Die Lockdown Nebenwirkungen: Suchtgefahr!

(Aktion Kinder in Gefahr - DVCK e.V.) Die Zahlen sind eindeutig: Während der ersten Kontaktbeschränkungen im Frühjahr nahm die Zeit, die Kinder mit Spielen im Internet verbrachten um 75 Prozent zu. An Werktagen waren es statt 80 knapp 140 Minuten. Die Zeit in sozialen Netzwerken stieg von knapp zwei auf mehr als drei Stunden. Das ergab eine Studie, die der Krankenversicherer DAK zusammen mit der Uniklinik Hamburg-Eppendorf im Sommer durchgeführt hat.

Auch Experten warnen: Die Suchtgefahr steigt rapide an! Um rund 25 Prozent stiegen in Corona-Zeiten die Zugriffe auf das Internet-Pornoportal Pornhub, Der Branchenverband "Games" feierte mit 3,7 Milliarden Euro ein 27-prozentiges Umsatzplus am deutschen Markt. Die Bundesdrogenbeauftragte Daniela Ludwig (CSU) warnt deshalb vor "verstärkter Mediensucht in der Corona-Krise".

Der erhöhte Konsum steigere auch die Suchtgefahr von Kindern, sagt Katajun Lindenberg, Professorin für Kinder und Jugendpsychotherapie an der Frankfurter Goethe Universität. Sie weiß: "Wenn Kinder viel Computerspiele spielen, verändert das tatsächlich strukturell ihr Gehirn, also ihr Belohnungssystem". Allerdings sei nicht allein die Zeit vor dem Smartphone entscheidend. Kritisch werde es, wenn Kinder die Kontrolle darüber verlieren, wie viel sie auf dem Computer und Handy spielen.

Die Ablenkung durch das jeweilige Suchtmittel lauert dadurch häufiger - und es fehlt die soziale Kontrolle: Der Studierende im Online-Semester schaltet morgens den Rechner an und versinkt im Netz. Lange Nutzungszeit bedeutet dabei nicht automatisch Sucht - aber sie gefährdet. Mediensüchtige schmachten wie Abhängige nach ihrem Mittel, können die Gedanken nicht davon lösen - und konsumieren trotz "realer sozialer Folgen" weiter. Sie schaffen Arbeit oder Schulabschluss nicht oder verlieren Partner wegen Pornos, denen sie nicht widerstehen konnten.

Etwa 700.000 Kinder in Deutschland seien mittlerweile von Mediensucht betroffen und müssten eigentlich in Behandlung sein. Und der Lockdown verstärkt das Ganze. „Es gibt erste Warnsignale, dass sich die Computerspielsucht durch die Pandemie auswei­ten könnte“, erklärte Andreas Storm, Vorstandsvorsitzender der DAK Gesundheit.
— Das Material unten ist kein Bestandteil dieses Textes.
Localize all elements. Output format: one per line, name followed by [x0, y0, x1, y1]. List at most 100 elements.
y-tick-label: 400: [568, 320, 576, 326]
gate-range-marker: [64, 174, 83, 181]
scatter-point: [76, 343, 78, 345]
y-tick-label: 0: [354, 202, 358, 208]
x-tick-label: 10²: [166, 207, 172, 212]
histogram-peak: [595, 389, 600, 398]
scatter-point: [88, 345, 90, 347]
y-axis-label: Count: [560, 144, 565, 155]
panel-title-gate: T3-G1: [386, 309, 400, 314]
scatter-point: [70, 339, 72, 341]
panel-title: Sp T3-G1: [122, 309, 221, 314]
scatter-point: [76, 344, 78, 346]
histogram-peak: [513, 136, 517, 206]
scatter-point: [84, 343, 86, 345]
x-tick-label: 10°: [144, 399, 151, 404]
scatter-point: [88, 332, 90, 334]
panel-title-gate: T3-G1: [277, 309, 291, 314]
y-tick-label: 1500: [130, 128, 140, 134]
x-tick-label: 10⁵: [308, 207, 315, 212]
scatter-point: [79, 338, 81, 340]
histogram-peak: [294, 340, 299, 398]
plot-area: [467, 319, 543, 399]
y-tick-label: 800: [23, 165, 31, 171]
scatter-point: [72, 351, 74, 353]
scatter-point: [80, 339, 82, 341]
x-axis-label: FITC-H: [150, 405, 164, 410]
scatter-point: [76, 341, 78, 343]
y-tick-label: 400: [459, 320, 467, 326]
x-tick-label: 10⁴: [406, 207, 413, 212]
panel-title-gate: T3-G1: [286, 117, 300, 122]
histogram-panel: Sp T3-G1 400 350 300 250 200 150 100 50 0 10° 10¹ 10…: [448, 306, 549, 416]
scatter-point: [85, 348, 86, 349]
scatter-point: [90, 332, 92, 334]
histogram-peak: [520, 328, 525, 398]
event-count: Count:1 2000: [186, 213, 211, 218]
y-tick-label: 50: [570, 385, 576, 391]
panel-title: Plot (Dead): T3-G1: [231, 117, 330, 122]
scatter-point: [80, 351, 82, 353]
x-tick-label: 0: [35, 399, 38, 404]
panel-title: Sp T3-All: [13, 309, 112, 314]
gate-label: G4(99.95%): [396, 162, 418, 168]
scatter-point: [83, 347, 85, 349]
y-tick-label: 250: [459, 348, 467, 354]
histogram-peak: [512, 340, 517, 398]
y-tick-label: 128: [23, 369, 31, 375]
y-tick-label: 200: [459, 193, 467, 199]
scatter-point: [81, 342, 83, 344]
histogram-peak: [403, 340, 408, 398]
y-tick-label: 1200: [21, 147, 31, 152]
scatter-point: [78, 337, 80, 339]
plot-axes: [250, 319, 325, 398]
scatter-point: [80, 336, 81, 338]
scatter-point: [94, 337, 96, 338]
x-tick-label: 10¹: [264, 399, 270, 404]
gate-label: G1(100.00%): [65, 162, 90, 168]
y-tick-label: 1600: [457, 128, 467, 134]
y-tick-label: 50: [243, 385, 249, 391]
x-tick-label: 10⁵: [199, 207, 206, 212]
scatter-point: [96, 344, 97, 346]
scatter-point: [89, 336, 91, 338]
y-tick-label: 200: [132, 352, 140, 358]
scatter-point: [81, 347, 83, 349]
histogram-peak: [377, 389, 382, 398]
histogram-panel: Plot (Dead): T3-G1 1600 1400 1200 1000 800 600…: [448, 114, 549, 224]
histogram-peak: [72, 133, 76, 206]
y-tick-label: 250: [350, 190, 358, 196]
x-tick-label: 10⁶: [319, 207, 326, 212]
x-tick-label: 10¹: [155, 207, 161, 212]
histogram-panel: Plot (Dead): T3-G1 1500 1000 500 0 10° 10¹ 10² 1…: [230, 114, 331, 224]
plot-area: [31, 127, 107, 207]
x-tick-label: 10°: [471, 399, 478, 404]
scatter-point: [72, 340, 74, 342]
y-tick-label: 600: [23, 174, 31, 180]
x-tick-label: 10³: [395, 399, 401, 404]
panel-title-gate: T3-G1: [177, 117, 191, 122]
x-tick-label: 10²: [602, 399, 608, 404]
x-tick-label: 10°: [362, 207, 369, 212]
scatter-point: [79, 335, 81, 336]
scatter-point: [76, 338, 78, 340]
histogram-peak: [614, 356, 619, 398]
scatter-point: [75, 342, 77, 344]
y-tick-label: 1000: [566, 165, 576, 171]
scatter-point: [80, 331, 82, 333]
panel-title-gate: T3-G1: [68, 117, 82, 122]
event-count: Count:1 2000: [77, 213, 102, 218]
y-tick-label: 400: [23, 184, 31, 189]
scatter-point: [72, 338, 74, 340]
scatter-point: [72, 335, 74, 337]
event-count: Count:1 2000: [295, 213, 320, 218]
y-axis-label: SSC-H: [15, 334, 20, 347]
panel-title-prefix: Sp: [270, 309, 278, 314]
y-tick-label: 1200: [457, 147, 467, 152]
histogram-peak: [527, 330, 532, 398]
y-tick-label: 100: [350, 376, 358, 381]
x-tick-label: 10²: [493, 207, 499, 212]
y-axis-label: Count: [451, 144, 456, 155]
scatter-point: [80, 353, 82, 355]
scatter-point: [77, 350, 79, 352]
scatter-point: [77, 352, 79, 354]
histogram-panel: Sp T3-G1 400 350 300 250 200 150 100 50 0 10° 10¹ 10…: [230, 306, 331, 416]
Das Deutsche Zentrum für Suchtfragen unter der Leitung von Rainer Thomasius untersuchte in einer Längsschnittstudie erstmalig die pathologische Nutzung von Onlinespielen und sozialen Medien nach den neuen ICD-11 Kriterien der Weltgesundheitsorganisation (WHO).

Im September 2019 zeigten danach zehn Prozent der 10- bis 17-Jährigen ein riskantes Spielverhalten. Pathologisches Gaming wurde bei 2,7 Prozent festgestellt: Die Zahl der betroffenen Jungen lag mit 3,7 Prozent mehr als doppelt so hoch als bei Mädchen (1,6 Prozent).

Im Corona -Lockdown nahmen die Nutzungszeiten deutlich zu. Im Vergleich zum September 2019 stiegen im Mai 2020 die Gamingzeiten in einer Woche um 75 Prozent an. Werktags erhöhten sie sich von 79 auf 139 Minuten an. Am Wochenende gab es einen Anstieg um fast 30 Prozent auf 193 Minuten am Tag.

„Die Nutzungszeiten der Kinder und Jugendlichen haben die größte Vorhersagekraft für ein problematisches und pathologisches Verhalten“, sagte Thomasius.